The memorial to George Floyd in Minneapolis is constantly changing. In the days following Floyd’s murder by the police, street art, flowers, handwritten notes, and more appeared outside the now-infamous Cup Foods. Todd Lawrence, a professor at the University of St. Thomas, told me that since then, “It has become a living space,” as new artistic additions have been incorporated. This state of flux characterizes much of Minneapolis’s street art scene in the wake of recent protests. While some of the murals and installations will likely remain, many have already been removed. The ownership of the physical art is contentious; some residents desperately want it to stay in the community, while others have held auctions and indicated an interest in donating the pieces to museums. As residents decide what to do, a University of St. Thomas research project provides a different option.
The university’s Urban Art Mapping George Floyd & Anti-Racist Street Art database is a publicly accessible digital catalog of street art around the world made in response to the past few months of Black Lives Matter protests. Although it primarily features work from Minnesota, it has steadily expanded with every new submission. The project began out of a desire to preserve a wide range of art, from simple graffiti tags to commissioned murals, acknowledging locations, artist permissions, and the ever-evolving art in different neighborhoods. Since the project started in early June, it has received almost 1,000 submissions.
The research team also seeks to document the changes that have been made to the art, like the ways Floyd’s memorial has transformed. By including pictures of pieces at different points in time, they hope to capture their ephemeral nature. “Walls speak,” says Lawrence, who is involved with the project. “What’s on the walls is an expression of people’s feelings, people’s response to what’s happening at any given moment. Time affects how these messages get expressed.” Beyond the memorial, Lawrence, along with Paul Lorah and Heather Shirey, have watched and recorded as new pieces have replaced older ones. In one poignant example, a graffiti tag of Floyd’s name is slightly covered by a mural of a raised and illuminated fist.
The project can also be an educational alternative to traditional galleries and museums amidst the ongoing COVID-19 pandemic. As they begin to craft lesson plans for their own students, Lawrence and Shirey told me they are looking to the database as a teaching tool. For her art history class, Shirey had previously sent students to nearby museums and well-known street art. Now, the beginning of her course will focus on learning from the database instead.
The Urban Art project isn’t the only attempt at publicizing and digitizing protest art. Recently, Rukeko Hockley, an assistant curator at the Whitney Museum of American Art, put on a virtual exhibit of Black protest art in partnership with Instagram for Juneteenth. The show highlighted both historic and recent work from artists such as Alexandra Bowman, Melissa Koby, and Nikkolas Smith. But for many Minneapolis residents, the question of who gets to collect the physical art persists. “Within the Twin Cities,” Lawrence says, “there’s a kind of tension and struggle about who gets to be in control of [the art], what happens, where it goes, how it’s preserved, and how it’s going to be displayed.”

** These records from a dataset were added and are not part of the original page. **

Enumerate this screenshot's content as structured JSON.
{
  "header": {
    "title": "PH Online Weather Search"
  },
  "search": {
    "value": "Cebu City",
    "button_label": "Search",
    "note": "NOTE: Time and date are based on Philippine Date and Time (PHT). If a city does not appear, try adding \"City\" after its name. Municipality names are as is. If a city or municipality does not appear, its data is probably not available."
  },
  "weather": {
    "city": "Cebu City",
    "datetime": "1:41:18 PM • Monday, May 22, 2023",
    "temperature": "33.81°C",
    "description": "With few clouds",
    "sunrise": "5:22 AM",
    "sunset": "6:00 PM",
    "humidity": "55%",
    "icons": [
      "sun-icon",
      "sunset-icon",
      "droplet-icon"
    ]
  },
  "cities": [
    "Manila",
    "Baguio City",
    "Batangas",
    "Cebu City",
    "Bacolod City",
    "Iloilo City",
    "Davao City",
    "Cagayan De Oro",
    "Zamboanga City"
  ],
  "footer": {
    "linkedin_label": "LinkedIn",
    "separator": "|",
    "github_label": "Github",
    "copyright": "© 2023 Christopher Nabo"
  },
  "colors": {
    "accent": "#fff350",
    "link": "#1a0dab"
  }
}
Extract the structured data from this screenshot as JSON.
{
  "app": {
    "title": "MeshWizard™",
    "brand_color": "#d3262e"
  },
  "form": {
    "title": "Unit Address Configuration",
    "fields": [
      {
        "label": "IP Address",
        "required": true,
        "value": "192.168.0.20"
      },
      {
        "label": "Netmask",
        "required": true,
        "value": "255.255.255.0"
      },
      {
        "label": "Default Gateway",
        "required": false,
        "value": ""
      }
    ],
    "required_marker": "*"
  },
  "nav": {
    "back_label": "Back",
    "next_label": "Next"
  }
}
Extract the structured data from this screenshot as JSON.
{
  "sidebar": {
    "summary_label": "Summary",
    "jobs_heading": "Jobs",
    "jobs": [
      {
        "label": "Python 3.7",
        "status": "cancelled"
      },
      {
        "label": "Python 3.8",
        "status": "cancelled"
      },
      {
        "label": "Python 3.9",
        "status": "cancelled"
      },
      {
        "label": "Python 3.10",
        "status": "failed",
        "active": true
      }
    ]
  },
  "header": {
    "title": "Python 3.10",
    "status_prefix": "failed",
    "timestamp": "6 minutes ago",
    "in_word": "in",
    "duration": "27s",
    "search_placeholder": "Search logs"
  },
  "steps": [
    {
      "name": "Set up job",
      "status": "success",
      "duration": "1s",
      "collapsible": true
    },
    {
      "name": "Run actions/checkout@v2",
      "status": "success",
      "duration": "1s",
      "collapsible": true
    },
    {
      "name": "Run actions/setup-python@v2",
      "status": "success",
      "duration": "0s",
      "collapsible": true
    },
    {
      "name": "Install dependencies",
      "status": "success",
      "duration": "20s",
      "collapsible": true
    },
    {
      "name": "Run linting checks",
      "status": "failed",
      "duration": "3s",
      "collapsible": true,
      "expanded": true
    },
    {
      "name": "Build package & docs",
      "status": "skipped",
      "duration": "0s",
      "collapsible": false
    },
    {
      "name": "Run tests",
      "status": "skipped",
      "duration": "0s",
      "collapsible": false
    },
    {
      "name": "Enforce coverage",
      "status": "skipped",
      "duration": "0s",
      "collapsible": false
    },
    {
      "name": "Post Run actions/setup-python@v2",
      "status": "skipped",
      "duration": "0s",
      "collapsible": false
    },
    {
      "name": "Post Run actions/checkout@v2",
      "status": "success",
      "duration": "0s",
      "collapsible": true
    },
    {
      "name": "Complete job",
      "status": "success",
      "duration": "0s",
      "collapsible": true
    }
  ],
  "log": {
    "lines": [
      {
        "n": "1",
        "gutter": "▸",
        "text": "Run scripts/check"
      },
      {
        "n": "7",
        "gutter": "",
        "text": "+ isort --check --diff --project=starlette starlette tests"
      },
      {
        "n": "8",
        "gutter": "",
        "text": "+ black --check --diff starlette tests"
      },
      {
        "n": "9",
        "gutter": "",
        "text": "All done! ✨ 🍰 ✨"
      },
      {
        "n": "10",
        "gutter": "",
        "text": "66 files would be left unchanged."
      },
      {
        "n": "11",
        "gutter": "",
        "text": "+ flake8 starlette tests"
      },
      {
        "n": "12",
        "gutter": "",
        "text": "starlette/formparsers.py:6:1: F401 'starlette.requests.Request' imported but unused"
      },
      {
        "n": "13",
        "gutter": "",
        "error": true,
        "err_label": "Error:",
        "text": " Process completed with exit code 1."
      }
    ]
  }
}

These conversations are happening around the world as well. In recent weeks, the British Museum was admonished over its statement of support for Black Lives Matter by critics who don’t believe the institution has engaged enough in anti-colonial work. Other museums have struggled with showing their support for BLM as well, from the Nelson-Atkins Museum of Art in Missouri to the San Francisco Museum of Modern Art. “Museums are really built on a foundation of colonialism and therefore white supremacy,” says Jami Powell, associate curator of Native American art at the Hood Museum and lecturer in the Native American studies department at Dartmouth College. “In some ways,” she adds, “museums will never fulfill the goal of being equitable.”
With these issues in mind, the database seeks to provide a community-centric alternative. If one were to call their project a museum, Lawrence says, “it would be a museum that has a whole lot of curators.” Much of the database is crowdsourced. The images also aren’t at risk of disappearing or being stored in a museum basement. “We don’t have that problem, since we have an infinite space to collect these records,” Shirey says.
This news is gratifying to some artists in the area. Reggie LeFlore, a visual artist and muralist in Minneapolis, thinks the future of the art created over the last months should be decided by the artists themselves. While he hopes that his physical work stays local, he’s open to the idea of digital preservation: “Putting [the art] in a gallery space isn’t going to help the injustice that happened … if they go to a museum, that’s where they’ll die.”
“There are, of course, lots of complications with making a digital archive too,” adds Shirey. Although they are trying to include as many pieces as possible, the researchers are cognizant of not using pictures of artists, children, or home addresses. They also monitor the quality of the images, as well as pieces they want to add from cities that haven’t had any submissions yet. “We always need more images,” Lawrence says.
Even with all of these considerations, the virtual museum is expansive. “This database will serve as a resource to show people that there was this powerful movement and an articulation of anti-racist messages and art that came out of this movement,” Lawrence continues. “People can try to paint over and wash it off, but we hope that because of our database, it can’t be washed over completely.”